Cemal Paşa, 1.Dünya Savaşı’nın bir büyük felaket ile sona ermesinin ardından yakın arkadaşları Enver ve Talat Paşa ile birlikte bir Alman Denizaltısı ile Almanya’ya kaçar.Daha sonra Berlin’den Türkistan topraklarına geçer.Burada hükmedeceği yeni arayışlar peşindedir.

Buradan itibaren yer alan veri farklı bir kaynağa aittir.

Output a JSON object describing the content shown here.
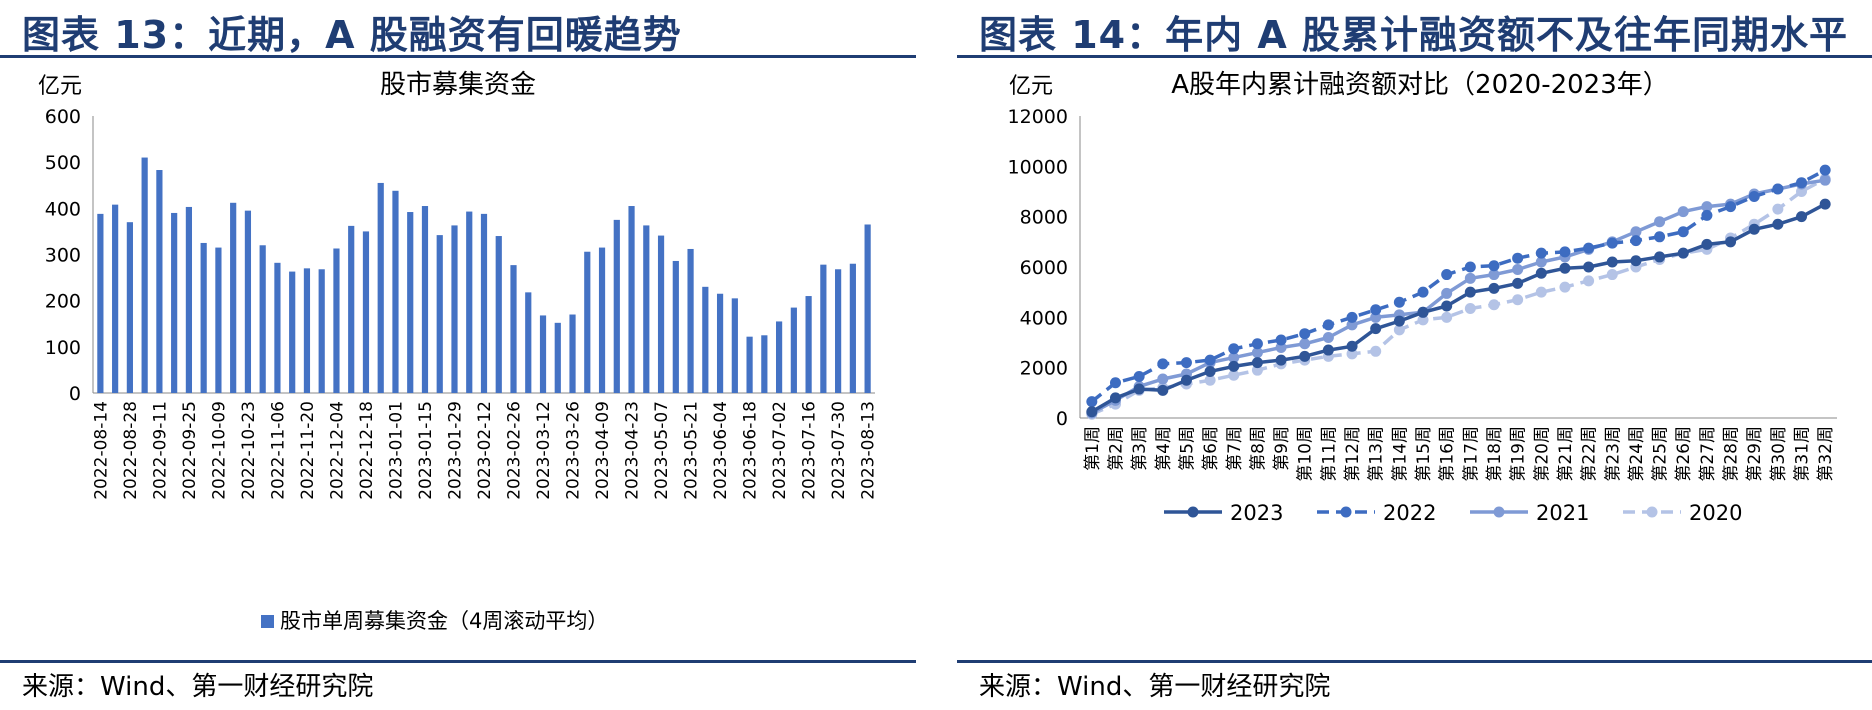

İşte o günlerde Cemal Paşa’yı Türkistan’da ağırlayan Zeki Velidi Togan, Türkistan’ı kurtarmak üzere bu topraklara giden Osmanlı Askeri heyetinden şöyle bahsediyor: “Biz, Başkurdistan mümessilliğinde Türk ricaline büyük ziyafetler verdik. Fakat burada biz yeni bir şey keşfettik. Türk ricali içki müptelâsı imiş. Bizim mümessillikte envaı  içki dolu idi. Eski bir Rus zengininin konağı olan bu evin mahzeninde çeşitli şarap ve envaı içkiler vardı. Bir ziyafet falan olmazsa bizim aramızda kimse bu mahzenin içindeki içkilerden istifade etmezdi ve buna lüzum görmezdi. Hele bu konakta çalışan arkadaşlarımız arasında mutat yemeklerde içki içen kimse yoktu ve bunu aslâ âdet edinmemiştik. Halbuki Cemal ve Halil (Kut) Paşalar tam sarhoş oluncaya kadar içtiler, yaverlerinden Muhiddin Bey ve başkaları zil zurna sarhoş oldular. Boyuna da içki istiyorlardı. Halil Paşa bu işe ziyafetin ertesi günü de gelerek devam etmek istedi. (Togan,1999:277)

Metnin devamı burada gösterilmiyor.